To fulfill Inequality (14), according to the Vietoris’ theorem (see [24] (p. 65)), all shifts in one of the free terms of the Equation (1) must be zero, for example, in the first one, that is

$$h_{11}=h_{12}=\dots =h_{1n}=0.$$

The coefficients at free terms of Equation (1) must satisfy the conditions:

$$b_1\ge b_2\ge \dots \ge b_n>0,$$

which does not contradict Inequality (13); and the coefficients must also satisfy the condition

$$2m{b}_{2m-1}\le (2m-1)b_{2m},j=1,2,\dots ,\left[\frac{n-1}{2}\right],$$

where $[·]$ is the integer part of the number.

And besides this, $n-1$ equalities

$$\sum _{k=1}^n{h}_{2k}{\xi }_k=\theta ,\sum _{k=1}^n{h}_{3k}{\xi }_k=2\theta ,\dots ,\sum _{k=1}^n{h}_{nk}{\xi }_k=(n-1)\theta ,0<\theta <\pi .$$

must be satisfied.

4. Conclusions and Discussion

• In this paper, a three-parameter family of solutions is constructed in explicit form for a multidimensional hyperbolic equation containing shifts of space variables in the free terms of the equation in all coordinate directions.

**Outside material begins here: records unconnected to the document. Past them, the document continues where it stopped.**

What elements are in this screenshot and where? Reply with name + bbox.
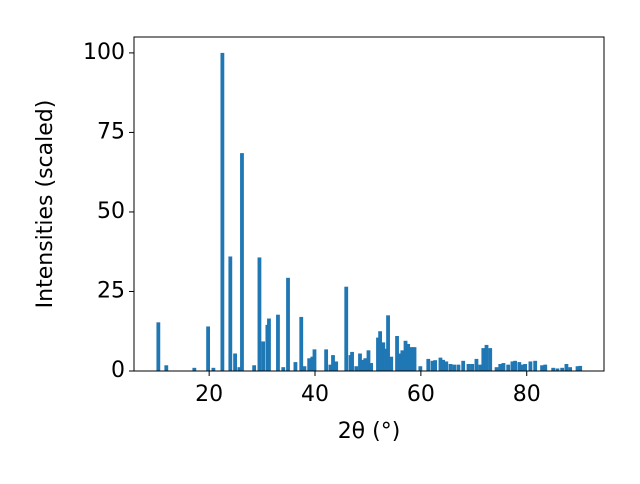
bar xyxy=(206,326,210,371)
bar xyxy=(406,343,411,371)
bar xyxy=(494,367,499,371)
bar xyxy=(257,257,262,371)
bar xyxy=(233,353,237,371)
bar xyxy=(441,359,445,371)
bar xyxy=(334,361,339,371)
bar xyxy=(533,360,538,371)
bar xyxy=(523,364,528,371)
bar xyxy=(568,367,573,371)
bar xyxy=(156,322,161,371)
bar xyxy=(430,360,435,371)
bar xyxy=(578,365,583,371)
bar xyxy=(484,344,489,371)
bar xyxy=(386,315,390,371)
bar xyxy=(403,340,408,371)
bar xyxy=(261,341,266,371)
bar xyxy=(488,348,493,371)
bar xyxy=(286,277,290,371)
bar xyxy=(506,364,511,371)
plot-frame xyxy=(133,36,605,372)
bar xyxy=(363,358,368,371)
bar xyxy=(354,366,359,371)
x-tick-label: 40 xyxy=(301,382,329,407)
x-axis-label: 2θ (°) xyxy=(338,419,401,444)
bar xyxy=(331,355,335,371)
bar xyxy=(501,363,506,371)
bar xyxy=(366,350,371,371)
y-tick-label: 75 xyxy=(97,119,125,144)
bar xyxy=(376,337,380,371)
bar xyxy=(252,365,257,371)
bar xyxy=(409,347,414,371)
bar xyxy=(302,366,307,371)
bar xyxy=(551,367,556,371)
bar xyxy=(418,366,423,371)
bar xyxy=(412,347,417,371)
bar xyxy=(470,364,475,371)
bar xyxy=(228,256,233,371)
bar xyxy=(426,358,431,371)
bar xyxy=(240,153,244,371)
bar xyxy=(528,361,533,371)
bar xyxy=(395,336,399,371)
bar xyxy=(444,361,449,371)
bar xyxy=(389,356,394,371)
bar xyxy=(560,367,565,371)
bar xyxy=(267,318,271,371)
y-axis-label: Intensities (scaled) xyxy=(33,100,58,309)
bar xyxy=(513,360,517,371)
bar xyxy=(293,362,298,371)
bar xyxy=(358,353,362,371)
bar xyxy=(520,364,525,371)
bar xyxy=(400,350,405,371)
bar xyxy=(350,351,354,371)
bar xyxy=(324,349,329,371)
x-tick-label: 60 xyxy=(407,382,435,407)
bar xyxy=(517,362,522,371)
x-tick-label: 80 xyxy=(513,382,541,407)
bar xyxy=(369,363,374,371)
bar xyxy=(381,342,386,371)
bar xyxy=(478,364,483,371)
bar xyxy=(452,364,457,371)
bar xyxy=(383,348,388,371)
bar xyxy=(448,364,453,371)
bar xyxy=(211,367,216,371)
y-tick-label: 25 xyxy=(97,278,125,303)
bar xyxy=(564,364,569,371)
bar xyxy=(344,286,349,371)
bar xyxy=(378,331,383,371)
bar xyxy=(474,358,479,371)
bar xyxy=(164,365,169,371)
x-tick-label: 20 xyxy=(195,382,223,407)
bar xyxy=(433,360,438,371)
y-tick-label: 0 xyxy=(111,358,125,383)
bar xyxy=(328,364,333,371)
bar xyxy=(192,367,197,371)
bar xyxy=(498,364,503,371)
bar xyxy=(310,356,315,371)
bar xyxy=(307,358,312,371)
bar xyxy=(575,366,580,371)
bar xyxy=(276,314,280,371)
bar xyxy=(481,348,486,371)
bar xyxy=(543,364,548,371)
bar xyxy=(237,367,242,371)
y-tick-label: 50 xyxy=(97,199,125,224)
bar xyxy=(540,365,544,371)
bar xyxy=(438,357,443,371)
bar xyxy=(312,349,317,371)
bar xyxy=(510,361,515,371)
bar xyxy=(456,364,461,371)
bar xyxy=(466,364,471,371)
bar xyxy=(299,316,304,371)
bar xyxy=(461,360,466,371)
bar xyxy=(220,52,225,372)
bar xyxy=(555,368,560,371)
bar xyxy=(398,353,403,371)
y-tick-label: 100 xyxy=(83,40,125,65)
bar xyxy=(281,367,286,371)
bar xyxy=(360,359,365,371)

When constructing solutions, a classical operational scheme was used, namely, formally direct and inverse Fourier transforms were used.
• It is proved that the obtained solutions are classical if the real part of the symbol of the differential-difference operator in the equation is positive.
• Sufficient conditions are obtained on the coefficients and shifts in the equation, which guarantee the existence of classical infinitely smooth solutions.

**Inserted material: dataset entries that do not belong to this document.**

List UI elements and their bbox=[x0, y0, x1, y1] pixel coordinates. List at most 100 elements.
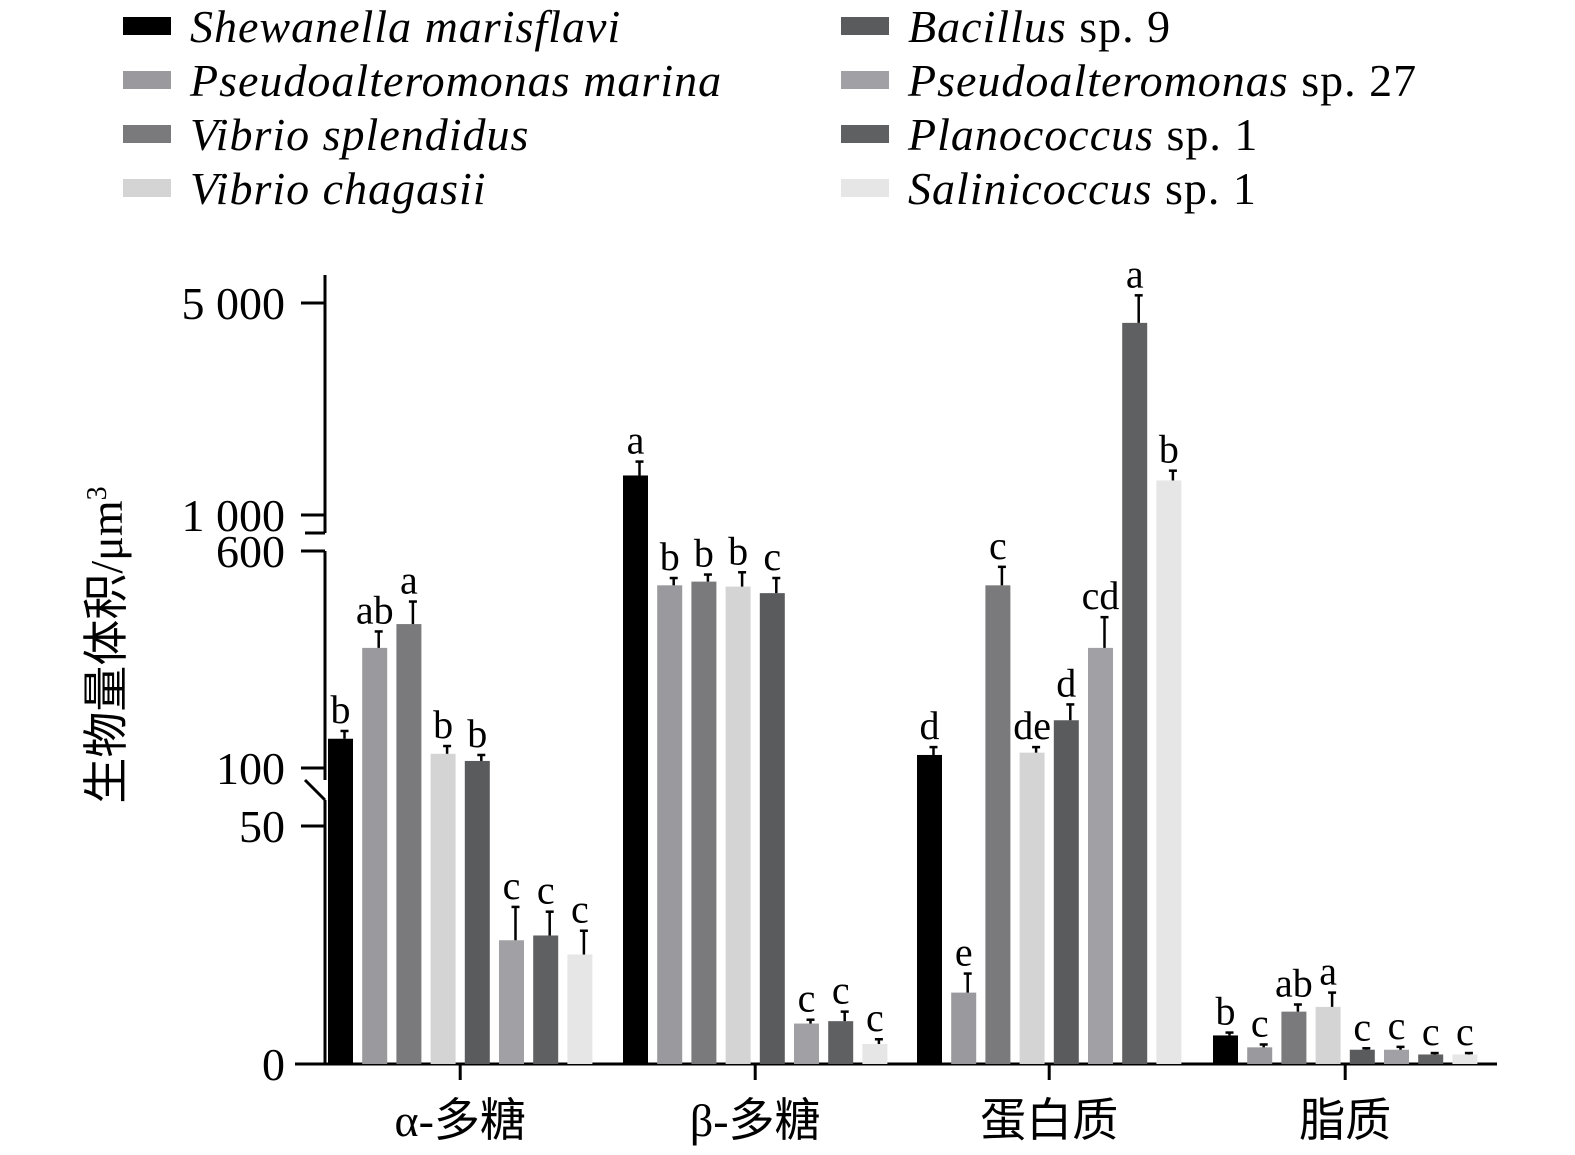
legend-label-italic: Pseudoalteromonas bbox=[907, 55, 1289, 106]
bar bbox=[759, 593, 785, 1064]
legend-swatch bbox=[841, 17, 889, 35]
y-tick-label: 100 bbox=[216, 743, 285, 794]
legend-label: Vibrio splendidus bbox=[190, 109, 529, 160]
significance-letter: cd bbox=[1082, 573, 1120, 618]
bar bbox=[1452, 1054, 1478, 1064]
significance-letter: a bbox=[627, 418, 645, 463]
significance-letter: c bbox=[1353, 1004, 1371, 1049]
legend-label: Bacillus sp. 9 bbox=[908, 1, 1171, 52]
significance-letter: a bbox=[1126, 251, 1144, 296]
bar bbox=[1122, 322, 1148, 1065]
x-tick-label: α-多糖 bbox=[394, 1095, 525, 1146]
bar bbox=[1019, 752, 1045, 1064]
significance-letter: c bbox=[832, 968, 850, 1013]
legend-label-suffix: sp. 27 bbox=[1289, 55, 1417, 106]
legend-label-italic: Bacillus bbox=[908, 1, 1067, 52]
y-tick-label: 50 bbox=[239, 801, 285, 852]
bar bbox=[794, 1023, 819, 1064]
bar bbox=[1315, 1006, 1341, 1064]
y-tick-label: 5 000 bbox=[182, 278, 286, 329]
bar bbox=[1281, 1011, 1307, 1064]
legend-label: Shewanella marisflavi bbox=[190, 1, 621, 52]
bar bbox=[328, 738, 353, 1064]
significance-letter: e bbox=[955, 930, 973, 975]
legend-label-suffix: sp. 1 bbox=[1154, 109, 1258, 160]
legend-label: Planococcus sp. 1 bbox=[907, 109, 1258, 160]
significance-letter: d bbox=[920, 703, 940, 748]
bar bbox=[567, 954, 593, 1064]
bar bbox=[1384, 1049, 1409, 1064]
significance-letter: c bbox=[1251, 1000, 1269, 1045]
y-axis-label: 生物量体积/μm3 bbox=[81, 486, 132, 803]
bar bbox=[1418, 1054, 1444, 1064]
legend-label-italic: Salinicoccus bbox=[908, 163, 1153, 214]
bar bbox=[725, 586, 751, 1064]
significance-letter: c bbox=[866, 995, 884, 1040]
significance-letter: a bbox=[400, 558, 418, 603]
significance-letter: c bbox=[571, 887, 589, 932]
legend-label: Pseudoalteromonas marina bbox=[189, 55, 722, 106]
bar bbox=[533, 935, 559, 1064]
y-axis-label-superscript: 3 bbox=[82, 486, 113, 500]
significance-letter: de bbox=[1013, 703, 1051, 748]
bar bbox=[828, 1021, 854, 1064]
bar bbox=[917, 754, 942, 1064]
significance-letter: c bbox=[1422, 1009, 1440, 1054]
x-tick-label: β-多糖 bbox=[690, 1095, 821, 1146]
bar bbox=[1349, 1049, 1375, 1064]
significance-letter: c bbox=[1456, 1009, 1474, 1054]
x-tick-label: 蛋白质 bbox=[980, 1095, 1118, 1146]
significance-letter: a bbox=[1319, 949, 1337, 994]
legend-label: Vibrio chagasii bbox=[190, 163, 487, 214]
legend-label-italic: Pseudoalteromonas marina bbox=[189, 55, 722, 106]
significance-letter: b bbox=[694, 531, 714, 576]
y-axis-label-main: 生物量体积/μm bbox=[81, 500, 132, 803]
significance-letter: b bbox=[331, 687, 351, 732]
significance-letter: c bbox=[1388, 1003, 1406, 1048]
legend-swatch bbox=[123, 17, 171, 35]
y-tick-label: 0 bbox=[262, 1039, 285, 1090]
bar bbox=[623, 475, 648, 1064]
legend-label-suffix: sp. 1 bbox=[1153, 163, 1257, 214]
significance-letter: d bbox=[1056, 660, 1076, 705]
significance-letter: c bbox=[989, 523, 1007, 568]
significance-letter: b bbox=[1216, 989, 1236, 1034]
bar bbox=[430, 753, 456, 1064]
significance-letter: ab bbox=[1275, 961, 1313, 1006]
legend-swatch bbox=[841, 125, 889, 143]
bar bbox=[951, 992, 977, 1064]
bar bbox=[1247, 1047, 1273, 1064]
bar bbox=[1213, 1035, 1238, 1064]
bar bbox=[1053, 720, 1079, 1064]
y-tick-label: 1 000 bbox=[182, 490, 286, 541]
legend-swatch bbox=[841, 179, 889, 197]
x-tick-label: 脂质 bbox=[1299, 1095, 1391, 1146]
significance-letter: c bbox=[763, 534, 781, 579]
legend-swatch bbox=[841, 71, 889, 89]
bar bbox=[362, 647, 388, 1064]
legend-label-italic: Vibrio chagasii bbox=[190, 163, 487, 214]
significance-letter: b bbox=[467, 711, 487, 756]
bar bbox=[691, 581, 717, 1064]
significance-letter: b bbox=[433, 702, 453, 747]
legend-swatch bbox=[123, 71, 171, 89]
significance-letter: ab bbox=[356, 587, 394, 632]
bar bbox=[464, 760, 490, 1064]
bar bbox=[1088, 647, 1113, 1064]
legend-label: Pseudoalteromonas sp. 27 bbox=[907, 55, 1417, 106]
significance-letter: c bbox=[503, 863, 521, 908]
significance-letter: c bbox=[798, 976, 816, 1021]
bar bbox=[396, 624, 422, 1064]
bar bbox=[985, 585, 1011, 1064]
significance-letter: c bbox=[537, 868, 555, 913]
bar bbox=[1156, 480, 1182, 1065]
legend-label: Salinicoccus sp. 1 bbox=[908, 163, 1257, 214]
significance-letter: b bbox=[660, 534, 680, 579]
bar bbox=[499, 940, 524, 1064]
legend-label-italic: Vibrio splendidus bbox=[190, 109, 529, 160]
significance-letter: b bbox=[1159, 427, 1179, 472]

In the future, we plan to use the family of solutions obtained explicitly to study the solvability of the Cauchy problem and model initial problems for the specified class of hyperbolic differential-difference equations. Also in the future, the authors plan to obtain solutions to Equation (1) in the class of generalized functions according to the same operational scheme described in the article. It is also planned to find generalized solutions of initial problems (with different initial data on the boundary $t=0$) in the form of convolutions.

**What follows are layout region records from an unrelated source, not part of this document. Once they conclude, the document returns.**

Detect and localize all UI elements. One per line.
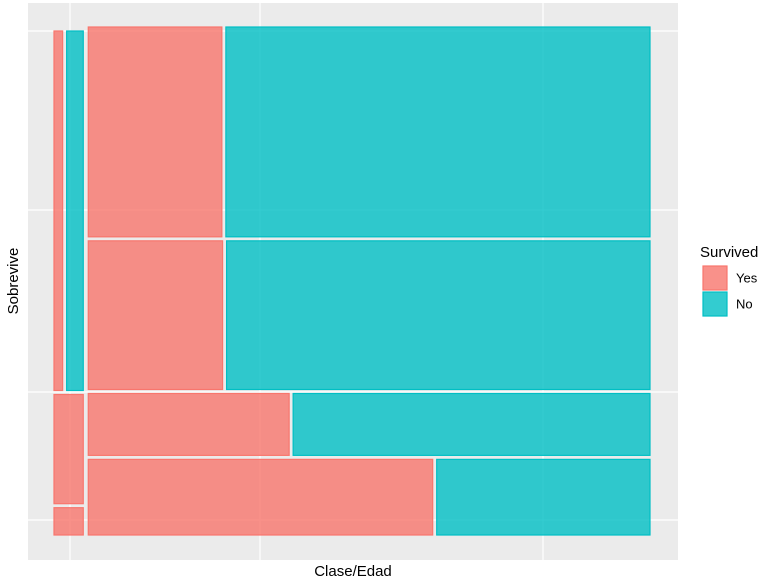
x-axis-label: Clase/Edad [314, 563, 392, 580]
y-axis-label: Sobrevive [5, 248, 22, 315]
legend-label: No [736, 296, 753, 311]
tile [53, 30, 64, 392]
tile [87, 392, 290, 456]
tile [436, 458, 651, 536]
tile [87, 240, 224, 391]
legend-key [702, 265, 728, 291]
tile [292, 392, 651, 456]
tile [53, 393, 84, 505]
tile [87, 458, 434, 536]
legend-title: Survived [700, 244, 758, 261]
tile [66, 30, 84, 392]
tile [225, 26, 651, 238]
tile [225, 240, 651, 391]
tile [87, 26, 223, 238]
tile [53, 507, 84, 536]
legend-label: Yes [736, 270, 758, 285]
legend-key [702, 291, 728, 317]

The results of the work were reported by the authors and discussed at scientific seminars of Lomonosov Moscow State University and Belgorod State National Research University. The results of the research were also reported at the international scientific conference on differential and functional-differential equations (DPDE-2022, Peoples’ Friendship University of Russia, July 2022, Moscow, Russia).